Countries from around the world send a team of six each year, to compete in a grueling competition – and no, we’re not talking about soccer. It’s called the International Math Olympiad (IMO), the world’s most prestigious competition.
In 2016, a team of American “mathletes” won the IMO for the second time running, besting teams from historically dominant countries such as China, South Korea and Japan. They placed fourth in 2017.
Nevertheless, released data from the Organization for Economic Cooperation and Development (OECD) and the Pew Research Center indicate the mathematics skills of the US workforce and students continue to rank closer to the middle than the top, behind many advanced industrial countries.
In the past decades, millions of commonly skilled, exceptionally paid workers were laid off. Americans aspiring to high-skilled, high-paying technical careers such as engineering will meet the same fate unless America is able to better prepare them to compete for the jobs the new global economy requires.
Worse yet, US is losing ground to countries in Europe and Asia whose schools not only surpass America’s but are steadily improving. Faced with this reality, one can chat up denials, or draw insights.
The record speaks of a host of best practices.
Beginning in 1976, China has transformed its education system, led by Shanghai. Shanghai is an example in universal enrollment in the words of the OECD, and has been the leader in literacy, science and math achievements since the 1990s.
Singapore, a nation with one of the most recognized educational systems, achieved excellence after three long and distinct education reforms. Singaporean students are coached toward mastery, not just learning for a test, with an engrained focus on solving unstructured problems in unfamiliar ways.
And when it comes to literacy and low drop-out rates, Japan is a model (99 percent and 0.2 percent, respectively) owing to an intense focus on reading and math beginning at age 6. Japan’s curriculum is rigorous and dense, with unique emphasis on personal aptitude and world cultures.
And who trains their teachers well, and pays them even better, and gives their young a 15-minute outdoors break every hour in a five-hour school day?
The Finns. Finland consistently commands high Programme for International Student Assessment (PISA) survey scores and boasts the lowest gap between the weakest and strongest students worldwide.

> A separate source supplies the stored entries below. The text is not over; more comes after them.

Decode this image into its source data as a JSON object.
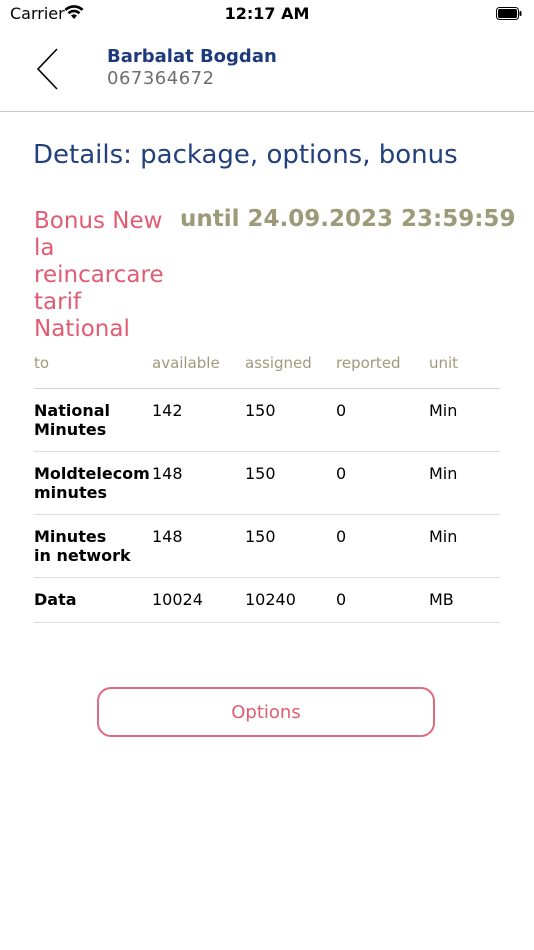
{
  "status_bar": {
    "carrier": "Carrier",
    "time": "12:17 AM"
  },
  "header": {
    "name": "Barbalat Bogdan",
    "phone": "067364672"
  },
  "section_title": "Details: package, options, bonus",
  "bonus": {
    "name": "Bonus New la reincarcare tarif National",
    "until": "until 24.09.2023 23:59:59"
  },
  "table": {
    "headers": [
      "to",
      "available",
      "assigned",
      "reported",
      "unit"
    ],
    "rows": [
      {
        "name": "National\nMinutes",
        "available": "142",
        "assigned": "150",
        "reported": "0",
        "unit": "Min"
      },
      {
        "name": "Moldtelecom\nminutes",
        "available": "148",
        "assigned": "150",
        "reported": "0",
        "unit": "Min"
      },
      {
        "name": "Minutes\nin network",
        "available": "148",
        "assigned": "150",
        "reported": "0",
        "unit": "Min"
      },
      {
        "name": "Data",
        "available": "10024",
        "assigned": "10240",
        "reported": "0",
        "unit": "MB"
      }
    ]
  },
  "options_label": "Options",
  "colors": {
    "title_blue": "#23407e",
    "accent_pink": "#e15b73",
    "olive": "#9c9a78"
  },
  "icons": {
    "back": "chevron-left-icon",
    "wifi": "wifi-icon",
    "battery": "battery-icon"
  }
}
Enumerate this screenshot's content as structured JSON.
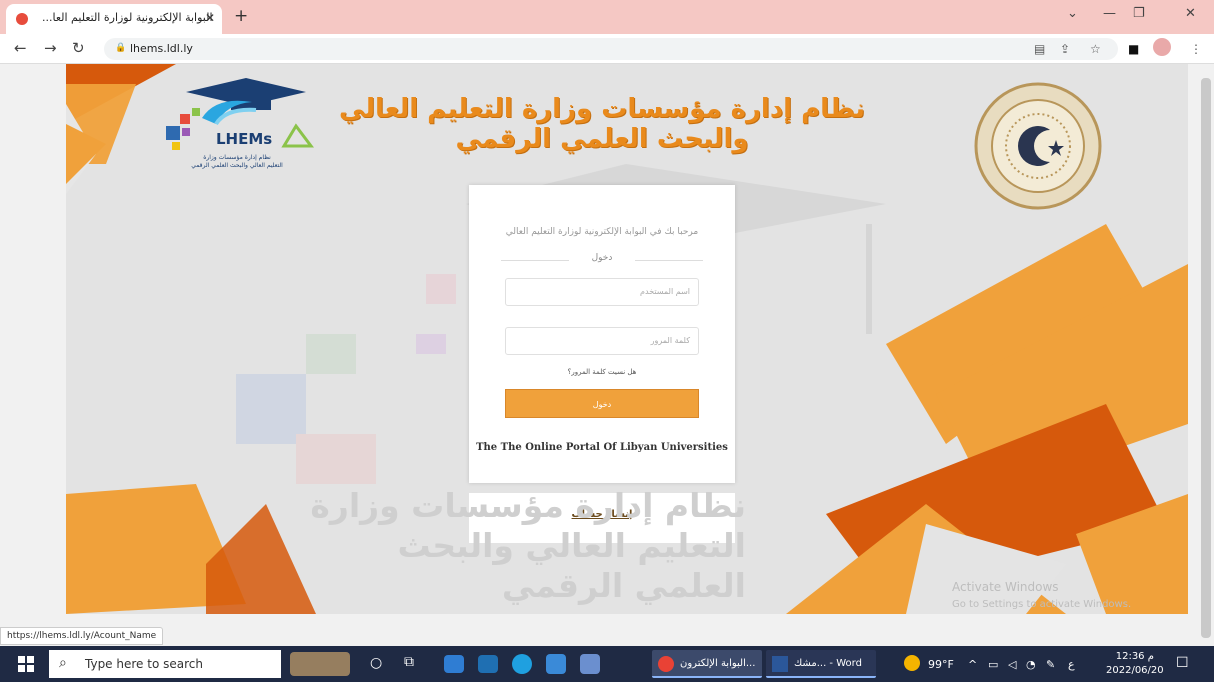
{
  "browser": {
    "tab_title": "البوابة الإلكترونية لوزارة التعليم العا...",
    "address": "lhems.ldl.ly",
    "status_url": "https://lhems.ldl.ly/Acount_Name"
  },
  "header": {
    "line1": "نظام إدارة مؤسسات وزارة التعليم العالي",
    "line2": "والبحث العلمي الرقمي",
    "logo_text": "LHEMs",
    "logo_sub1": "نظام إدارة مؤسسات وزارة",
    "logo_sub2": "التعليم العالي والبحث العلمي الرقمي"
  },
  "login": {
    "welcome": "مرحبا بك في البوابة الإلكترونية لوزارة التعليم العالي",
    "section_title": "دخول",
    "username_placeholder": "اسم المستخدم",
    "password_placeholder": "كلمة المرور",
    "forgot": "هل نسيت كلمة المرور؟",
    "submit": "دخول",
    "portal_name": "The The Online Portal Of Libyan Universities",
    "register": "إنشاء حساب"
  },
  "watermark": {
    "line1": "نظام إدارة مؤسسات وزارة",
    "line2": "التعليم العالي والبحث العلمي الرقمي",
    "activate1": "Activate Windows",
    "activate2": "Go to Settings to activate Windows."
  },
  "taskbar": {
    "search_placeholder": "Type here to search",
    "app_browser": "البوابة الإلكترون...",
    "app_word": "مشك... - Word",
    "weather": "99°F",
    "lang": "ع",
    "time": "12:36 م",
    "date": "2022/06/20"
  },
  "colors": {
    "accent": "#f0a13b",
    "orange_dark": "#d6590c",
    "taskbar": "#1f2a44"
  }
}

America’s standing as an economic power is threatened by cultures above and below her on the achievement scale. Emergent nations are consolidating their gains and striving to gain more. Meanwhile, according to the OECD, less established countries like Brazil, Chile and Peru have achieved a sizeable upsurge, setting out from meager showings. If the status quo remains, nations that lag behind the US will soon overtake it.
There’s more to math schooling than mastering numbers. Or acing a few contests. Or swapping pad and pencil for shiny, high-priced, up-to-the-minute knickknacks mandated by a committee whose members were culled through an application process lacking “Math Career,” and “Math Background” boxes.
Recent OECD findings revealed frequent use of computers in schools is likely to be associated with lower math aptitude scores. An OECD education director even conceded school technology has raised “too many false hopes.”
The US can choose to act or slip further and further behind.
"Life without a dream is not but a bird with broken wings," someone once said.
Excuse me while I picture – and this, I do. Not a play or a picture, but the impact of this nation lauding her scholastic superstars the way she lauds their athletic counterparts.
The US has turned corners before, as attested by the compulsory school movement of the early 20th century, and the postwar college-access expansion.
She’s the mariner who invented the Morse code, and helped turn two world-wars around. And the nation who’ll turn this corner, too.